There is still a need to understand what motivates PWID to engage in care. Qualitative research has illustrated that eliminating the virus is not the only factor that motivates PWID to start therapy [
31]. The results of our survey suggest that awareness of the availability of effective and well-tolerated treatments and the potentially severe consequences of untreated HCV are key motivators. This highlights the importance of developing programmes and initiatives that include patient education to ensure that more PWID are treated for HCV [
32]. In the Netherlands, education and awareness campaigns targeted at PWID have already been proven to be successful at engaging more individuals into care, with 257 additional PWID diagnosed with chronic HCV when these interventions were used compared to the control group [
33]. An interesting topic for further research would be to survey PWID who decline HCV treatment to understand which factors influence their decision making.

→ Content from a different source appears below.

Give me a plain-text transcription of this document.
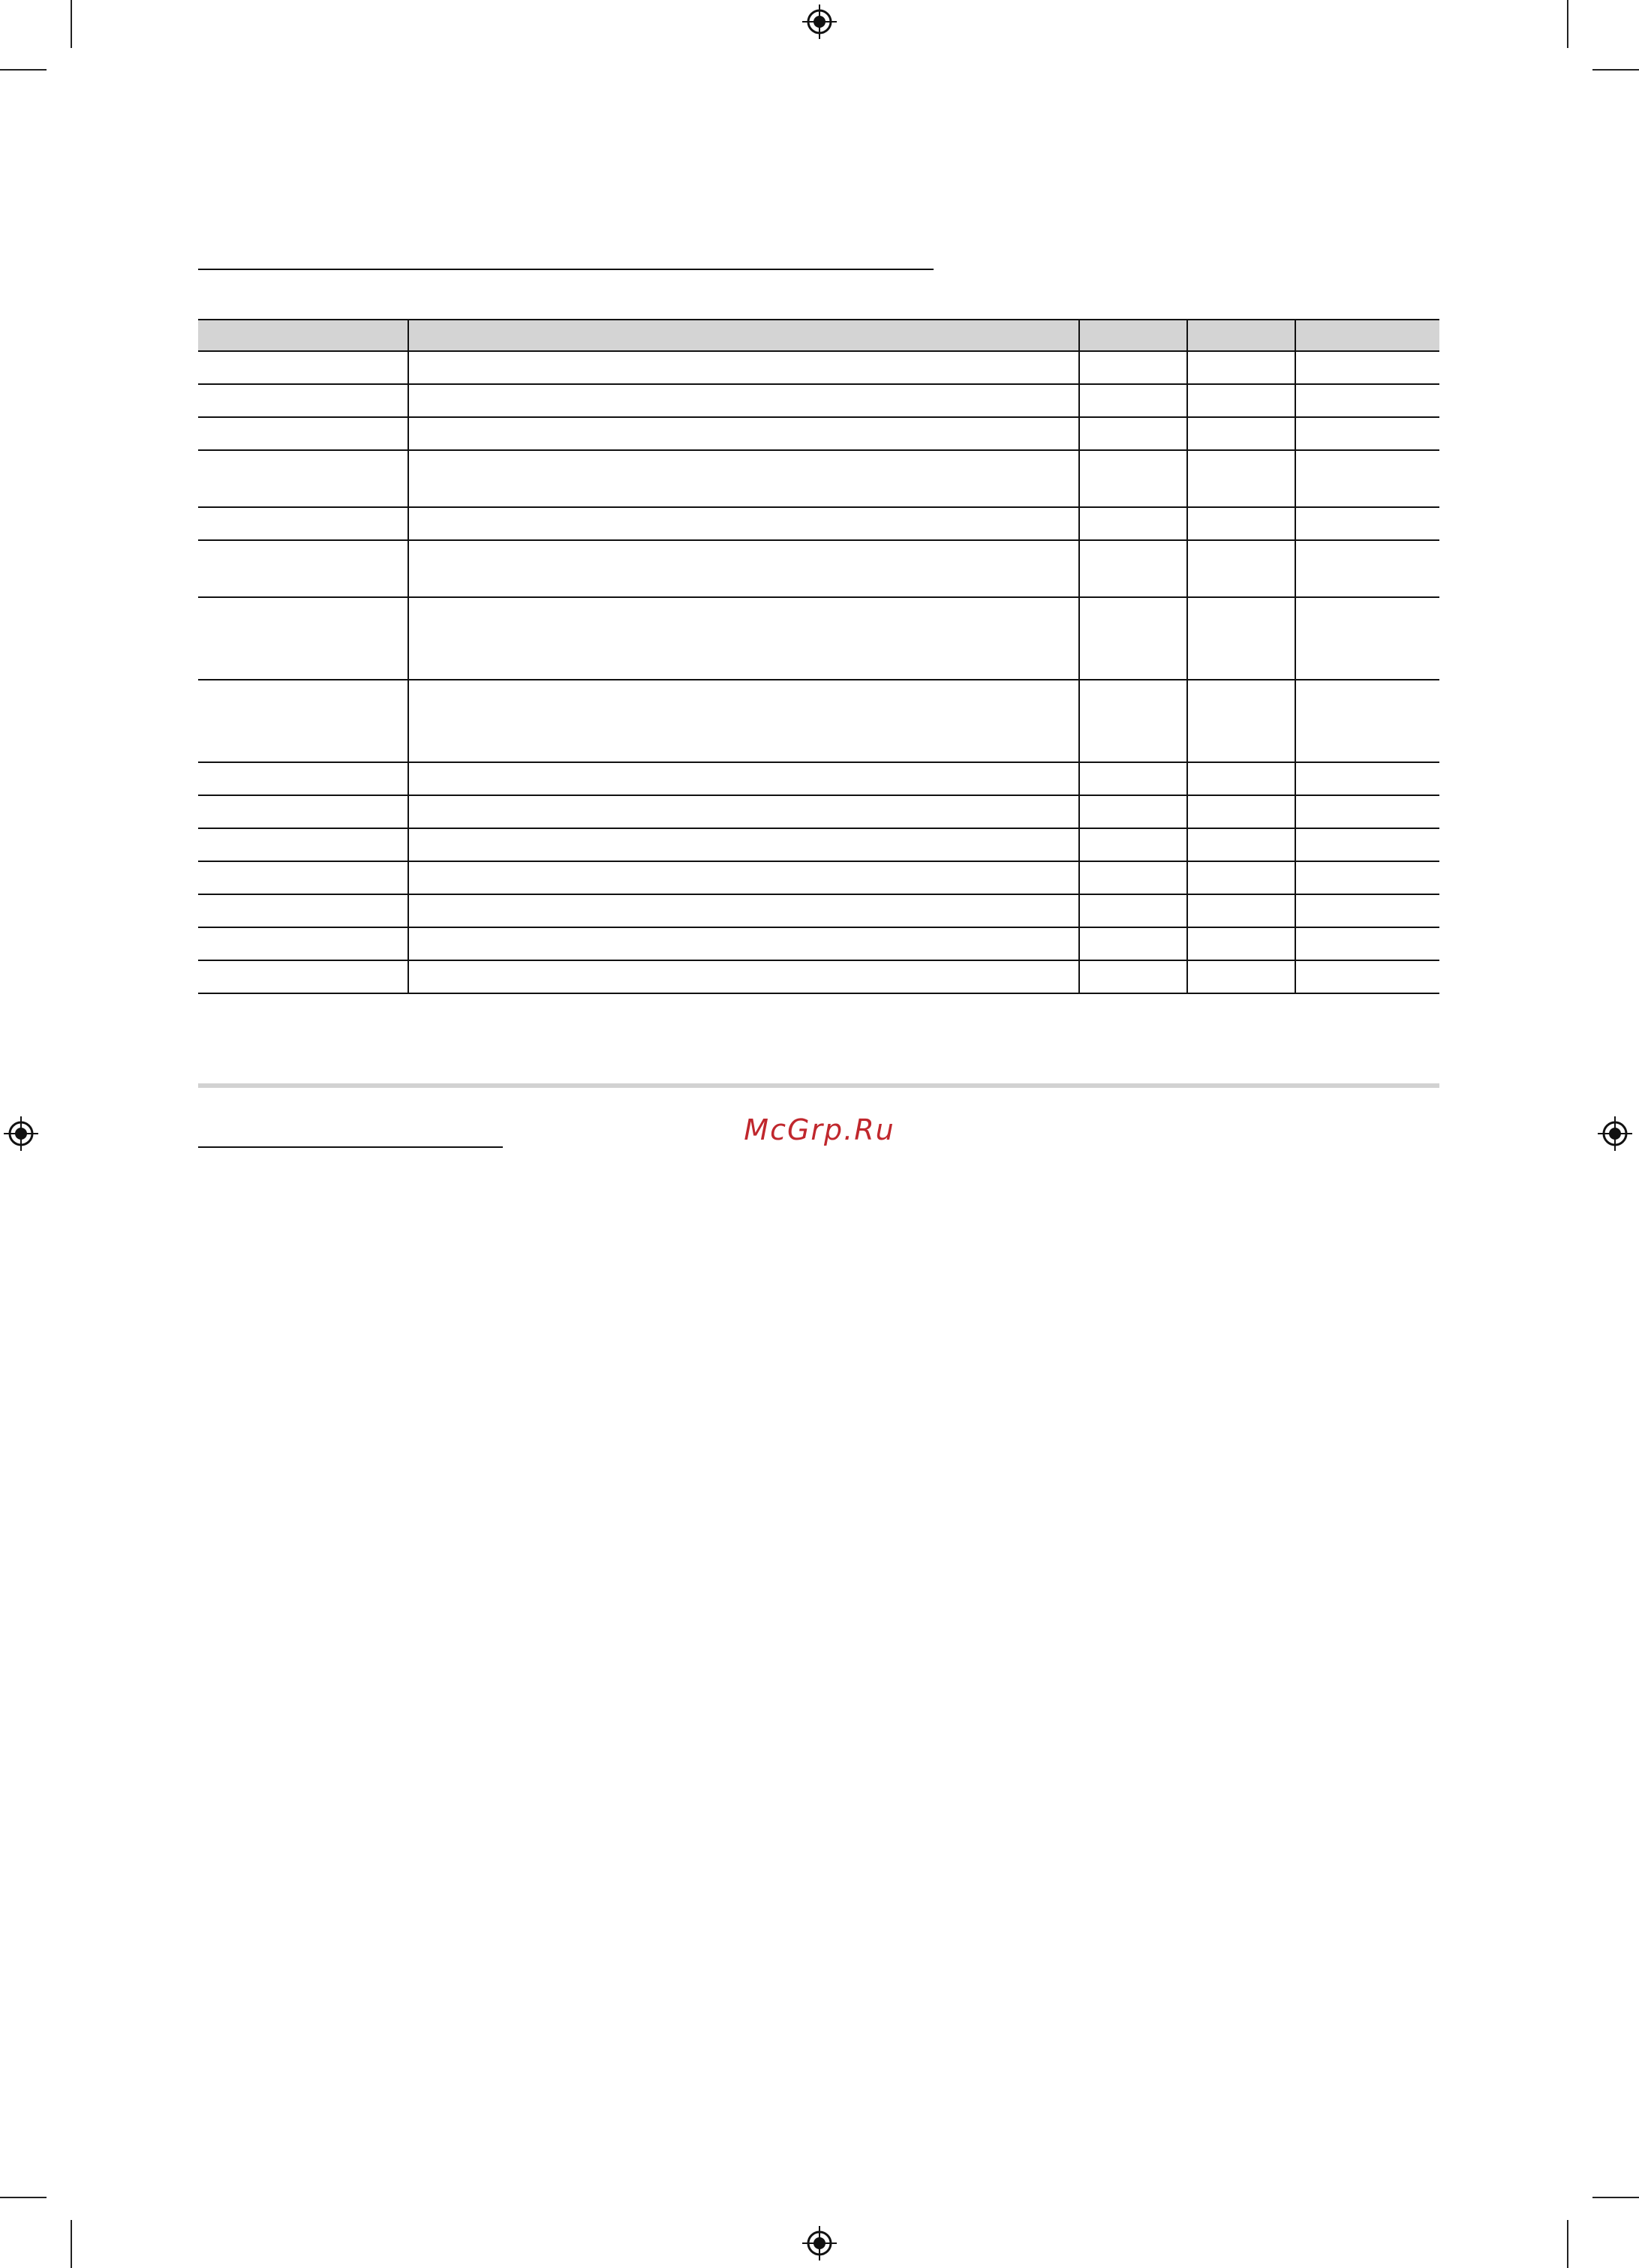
McGrp.Ru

Even in the era of simple DAA treatments that are effective in many patient populations, management of HCV among PWID is often perceived as challenging because this population is usually stigmatised by society and can find healthcare services difficult to access [
21,
22,
34]. However, findings from this survey suggest that the majority of PWID reported a positive impact on their ability to engage in wider society and explore new interests/hobbies after HCV treatment. Previous studies have also shown similar positive outcomes beyond HCV cure that are valued highly among PWID [
16,
31].
In this analysis, there was wide variation in injecting patterns between participants, with different numbers of participants injecting drugs before and after HCV treatment. This highlights the complexity of this patient population and should be considered when interpreting the results. For example, for some outcomes such as overall outlook for the future, ability to plan for the future and empowerment, there was a large difference in the number of participants who reported a positive impact with HCV treatment between those who used drugs at the time of the survey and those who did not. It is not clear why this is the case however it suggests that injection drug use could also have an impact on these outcomes. Previous research has demonstrated that stopping drug use can improve an individual’s mental and physical health, and therefore their quality of life [
35,
36].
The results of this research should be interpreted in light of several limitations. First, given the nature of the data, it was not appropriate to conduct statistical analyses so we cannot draw reliable statistical comparisons between different categories of patients. Therefore, our results should be viewed as indicators for future studies. The cross-sectional nature of the survey must also be taken into account when analysing these results as for many participants, there was variation in the time between completing treatment and completing the survey. In addition, this study only presents data on the aspects of life mentioned in the survey and so there may be more benefits of treatment that are not described. Finally, we report results from a survey of PWID who had volunteered and were therefore motivated to participate. We cannot guarantee that the findings are representative of all people who use drugs.
It is also important to highlight the specific strengths of this research. For example, this is one of the first analyses that focus on the self-perceived impact of HCV treatment on mental health and physical wellbeing in people who inject drugs. Many of the outcomes that we report on have not been measured in clinical trials and so these findings add breadth to the literature on patient-level benefits of HCV treatment. In addition, information from this survey allows us to gain insights on a high-risk and highly stigmatised population that is usually excluded from healthcare programmes and large randomised controlled clinical trials. One of the benefits of this study was that recruitment of participants was driven by patients with the majority recruited through patient associations/organisations. A possible reason for this is that PWID visit community-based organisations more regularly than other healthcare settings [
37]. In general, this survey shows that having a variety of different recruitment channels is valuable when recruiting PWID.